Foreword Review — Winter 2012

Lady of the English could just as well have been titled Ladies of the English: it centers on two quite different twelfth-century queens. The bond between these women is the thread that weaves balanced elements of history and romance into a story that reflects its setting and illuminates the continuing struggle of women to be accepted as powerful and feminine.

Mathilda, the lady of the title, is the only living heir of King Henry I. Feisty and contentious, she schemes to maintain her independence when her father arranges her marriage to Geoffrey of Anjou, an ambitious count half her age. Living in a man’s world, Mathilda fights to establish her claim to the English throne, setting the groundwork for the ascension of her son, Henry II.

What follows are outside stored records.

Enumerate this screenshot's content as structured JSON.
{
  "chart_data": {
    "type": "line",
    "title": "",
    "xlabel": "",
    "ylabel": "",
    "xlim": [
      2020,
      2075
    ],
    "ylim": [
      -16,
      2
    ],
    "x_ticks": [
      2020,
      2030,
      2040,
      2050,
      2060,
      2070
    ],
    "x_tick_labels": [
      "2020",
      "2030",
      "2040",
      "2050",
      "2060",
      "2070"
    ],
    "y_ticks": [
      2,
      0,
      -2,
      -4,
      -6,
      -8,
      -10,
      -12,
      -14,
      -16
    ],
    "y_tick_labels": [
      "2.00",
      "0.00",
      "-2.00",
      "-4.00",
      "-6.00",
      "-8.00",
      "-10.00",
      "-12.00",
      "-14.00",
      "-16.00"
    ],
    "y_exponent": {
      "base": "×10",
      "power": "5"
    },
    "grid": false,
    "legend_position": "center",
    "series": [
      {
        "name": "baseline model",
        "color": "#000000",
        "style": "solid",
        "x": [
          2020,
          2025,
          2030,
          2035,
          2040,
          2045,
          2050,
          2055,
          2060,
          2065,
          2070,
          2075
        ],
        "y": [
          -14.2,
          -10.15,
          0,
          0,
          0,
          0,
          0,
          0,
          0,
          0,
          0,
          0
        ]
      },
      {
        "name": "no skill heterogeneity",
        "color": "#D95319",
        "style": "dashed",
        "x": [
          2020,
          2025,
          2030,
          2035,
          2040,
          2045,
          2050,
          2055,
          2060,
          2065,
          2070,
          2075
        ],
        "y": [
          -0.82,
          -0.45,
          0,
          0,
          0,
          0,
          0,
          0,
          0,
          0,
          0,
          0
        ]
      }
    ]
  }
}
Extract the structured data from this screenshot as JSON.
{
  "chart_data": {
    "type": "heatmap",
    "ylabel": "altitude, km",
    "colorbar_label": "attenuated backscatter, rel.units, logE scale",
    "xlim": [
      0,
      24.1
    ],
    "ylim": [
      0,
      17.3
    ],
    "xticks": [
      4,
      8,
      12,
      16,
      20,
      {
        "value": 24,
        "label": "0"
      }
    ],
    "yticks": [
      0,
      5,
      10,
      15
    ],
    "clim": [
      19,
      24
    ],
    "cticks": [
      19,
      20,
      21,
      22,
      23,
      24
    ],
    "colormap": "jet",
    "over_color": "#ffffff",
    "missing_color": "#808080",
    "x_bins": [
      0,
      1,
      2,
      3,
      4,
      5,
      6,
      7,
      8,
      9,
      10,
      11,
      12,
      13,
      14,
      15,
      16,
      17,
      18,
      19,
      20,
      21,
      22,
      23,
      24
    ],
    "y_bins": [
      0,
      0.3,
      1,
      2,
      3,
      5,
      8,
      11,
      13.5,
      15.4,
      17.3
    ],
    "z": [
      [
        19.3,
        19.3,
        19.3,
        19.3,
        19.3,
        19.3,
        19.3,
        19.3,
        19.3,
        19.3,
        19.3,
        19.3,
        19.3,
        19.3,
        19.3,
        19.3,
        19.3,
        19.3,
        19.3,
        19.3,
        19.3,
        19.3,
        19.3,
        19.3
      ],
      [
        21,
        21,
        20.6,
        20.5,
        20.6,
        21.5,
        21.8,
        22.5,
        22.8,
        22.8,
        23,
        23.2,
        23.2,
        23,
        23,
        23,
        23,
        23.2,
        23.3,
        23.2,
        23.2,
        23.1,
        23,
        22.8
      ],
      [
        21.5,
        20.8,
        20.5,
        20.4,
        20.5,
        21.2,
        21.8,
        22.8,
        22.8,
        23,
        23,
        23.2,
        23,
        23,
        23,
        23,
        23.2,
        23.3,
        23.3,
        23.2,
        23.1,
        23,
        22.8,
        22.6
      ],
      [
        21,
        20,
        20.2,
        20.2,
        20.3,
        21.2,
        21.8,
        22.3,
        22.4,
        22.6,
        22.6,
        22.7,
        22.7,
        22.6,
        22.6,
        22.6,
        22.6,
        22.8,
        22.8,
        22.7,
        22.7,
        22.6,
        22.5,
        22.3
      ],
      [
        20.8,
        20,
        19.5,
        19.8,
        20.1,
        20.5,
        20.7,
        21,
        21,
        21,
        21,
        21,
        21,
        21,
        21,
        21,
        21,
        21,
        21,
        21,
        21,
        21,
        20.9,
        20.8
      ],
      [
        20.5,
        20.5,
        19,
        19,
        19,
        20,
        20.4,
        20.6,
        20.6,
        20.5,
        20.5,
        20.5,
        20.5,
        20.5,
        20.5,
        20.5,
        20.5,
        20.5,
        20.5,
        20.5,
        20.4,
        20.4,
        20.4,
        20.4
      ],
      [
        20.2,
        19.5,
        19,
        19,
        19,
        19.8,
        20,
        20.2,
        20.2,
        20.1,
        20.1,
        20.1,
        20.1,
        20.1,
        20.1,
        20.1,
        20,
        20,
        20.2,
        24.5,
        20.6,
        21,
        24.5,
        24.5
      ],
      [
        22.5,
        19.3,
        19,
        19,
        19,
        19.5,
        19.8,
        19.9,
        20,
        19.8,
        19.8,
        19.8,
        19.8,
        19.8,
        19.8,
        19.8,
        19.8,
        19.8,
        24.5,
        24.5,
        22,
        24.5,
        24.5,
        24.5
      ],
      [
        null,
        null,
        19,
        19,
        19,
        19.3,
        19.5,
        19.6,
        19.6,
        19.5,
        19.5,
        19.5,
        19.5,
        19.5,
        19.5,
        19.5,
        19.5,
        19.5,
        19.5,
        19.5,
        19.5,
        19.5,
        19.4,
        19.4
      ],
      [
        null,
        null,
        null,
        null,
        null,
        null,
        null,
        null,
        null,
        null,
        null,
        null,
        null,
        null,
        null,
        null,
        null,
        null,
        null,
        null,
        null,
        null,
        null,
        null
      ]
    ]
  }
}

Adeliza, Henry’s young second wife, embraces the traditional role of a queen—wife, mother, and peacemaker. Within these limits, she influences the kingdom’s destiny through her relationships with Henry and Mathilda and then with her second husband, William D’Albini.

Lady of the English is as much romance as history. Mathilda’s stormy relationship with Geoffrey contrasts with her sustaining bond to Brian FitzCount. After Henry’s death, Adeliza finds fulfillment with William D’Albini. He and Brian present a study of the ideal courtly lover and knight with a dose of conscience. Each struggles to reconcile his service to country with adherence to his ideals.

The characters and events are historically accurate. Chronicles of the English civil war of the twelfth century and later histories supplied the daring escapes and political intrigues that ground Chadwick’s imaginative extrapolations. As a member of the reenactment society Regia Anglorum, the author strives to accurately portray the Middle Ages. In this novel, she includes sufficient details of daily life and war to give her story texture. She also creates a sense of the influence of the Roman Catholic Church and religion in shaping private lives and international events. These elements should satisfy the reader interested in history as much as one reading for escape.

The book covers twenty-four years, enough material for two books. In the past Chadwick has devoted more than one of her twenty novels to related characters and events. Readers would certainly welcome other works centered on the vibrant characters presented here.